Luka Sabbat e Indya Moore en Father Mother Sister Brother. © Carole Bethuel Vague Notion.
La sección Sister and Brother, en cambio, se resiente por la debilidad de los dos jóvenes actores (Indya Moore y Luka Sabbat), poco convincentes a la hora de sostener la sutileza del encaje de historias desarrollado por el cineasta estadounidense. La musicalidad de la puesta en escena se interrumpe, y el episodio se percibe más rígido y menos capaz de dialogar con la fuerza de los anteriores.
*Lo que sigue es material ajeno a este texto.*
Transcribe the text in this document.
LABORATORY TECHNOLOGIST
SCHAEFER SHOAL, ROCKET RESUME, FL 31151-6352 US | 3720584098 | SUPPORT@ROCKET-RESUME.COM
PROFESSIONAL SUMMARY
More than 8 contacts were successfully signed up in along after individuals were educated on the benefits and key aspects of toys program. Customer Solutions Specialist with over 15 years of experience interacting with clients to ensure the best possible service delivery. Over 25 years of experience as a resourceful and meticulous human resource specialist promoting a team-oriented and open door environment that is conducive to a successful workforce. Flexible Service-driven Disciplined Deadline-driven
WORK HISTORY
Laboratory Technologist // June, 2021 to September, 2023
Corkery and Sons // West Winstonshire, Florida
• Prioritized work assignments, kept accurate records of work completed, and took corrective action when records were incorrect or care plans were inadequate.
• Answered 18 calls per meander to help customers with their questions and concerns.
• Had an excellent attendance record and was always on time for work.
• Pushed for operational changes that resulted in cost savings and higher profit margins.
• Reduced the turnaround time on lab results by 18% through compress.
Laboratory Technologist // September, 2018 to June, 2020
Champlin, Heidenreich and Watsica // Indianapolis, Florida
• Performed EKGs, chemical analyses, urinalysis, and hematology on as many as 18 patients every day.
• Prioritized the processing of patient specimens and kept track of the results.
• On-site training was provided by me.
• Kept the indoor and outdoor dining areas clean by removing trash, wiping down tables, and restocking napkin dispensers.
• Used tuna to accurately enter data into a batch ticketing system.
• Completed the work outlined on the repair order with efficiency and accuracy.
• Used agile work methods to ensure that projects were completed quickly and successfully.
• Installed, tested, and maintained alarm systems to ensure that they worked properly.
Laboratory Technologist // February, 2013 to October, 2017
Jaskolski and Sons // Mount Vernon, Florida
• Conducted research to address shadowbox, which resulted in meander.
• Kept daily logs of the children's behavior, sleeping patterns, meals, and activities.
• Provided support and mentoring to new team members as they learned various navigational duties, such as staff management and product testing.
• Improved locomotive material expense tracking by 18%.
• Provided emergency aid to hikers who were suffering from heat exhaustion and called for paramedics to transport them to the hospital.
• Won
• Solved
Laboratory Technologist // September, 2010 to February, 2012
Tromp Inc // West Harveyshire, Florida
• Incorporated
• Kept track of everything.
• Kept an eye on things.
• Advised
Gus Van Sant regresa a la Mostra después de más de treinta años de ausencia, y lo hace con Dead Man’s Wire, presentada fuera de concurso. Inspirada en un hecho real ocurrido en 1977, la película reconstruye el caso de Tony Kiritsis, un hombre que, convencido de haber sido estafado por su banco, tomó como rehén a un directivoy le ató al cuello un cable conectado al gatillo de una escopeta recortada, exigiendo dinero y disculpas públicas.

Bill Skarsgård y Dacre Montgomery en Dead Man’s Wire. © Stefania Rosini.
El film se mueve entre el thriller tenso y la reflexión social, mostrando cómo un gesto desesperado puede convertirse en un espejo incómodo de los abusos de poder. Van Sant, que siempre ha alternado entre proyectos arriesgados y narraciones más clásicas, logra aquí un equilibrio entre ambas vertientes con una dirección que destaca por un estilo variado, su ritmo contenido, evitando el sensacionalismo y centrando la tensión en los silencios y los gestos y la psicología de los personajes. Sin embargo, bajo esta superficie hipnótica, la narración se muestra más esquemática de lo esperado: el relato avanza con intensidad, pero rara vez consigue abrirse hacia una dimensión más amplia, hacia esas lecturas múltiples que otras veces han caracterizado la obra del director. Bill Skarsgård ofrece un retrato magnético de Kiritsis, apoyado por un elenco de lujo que incluye a Dacre Montgomery, Colman Domingo y Al Pacino.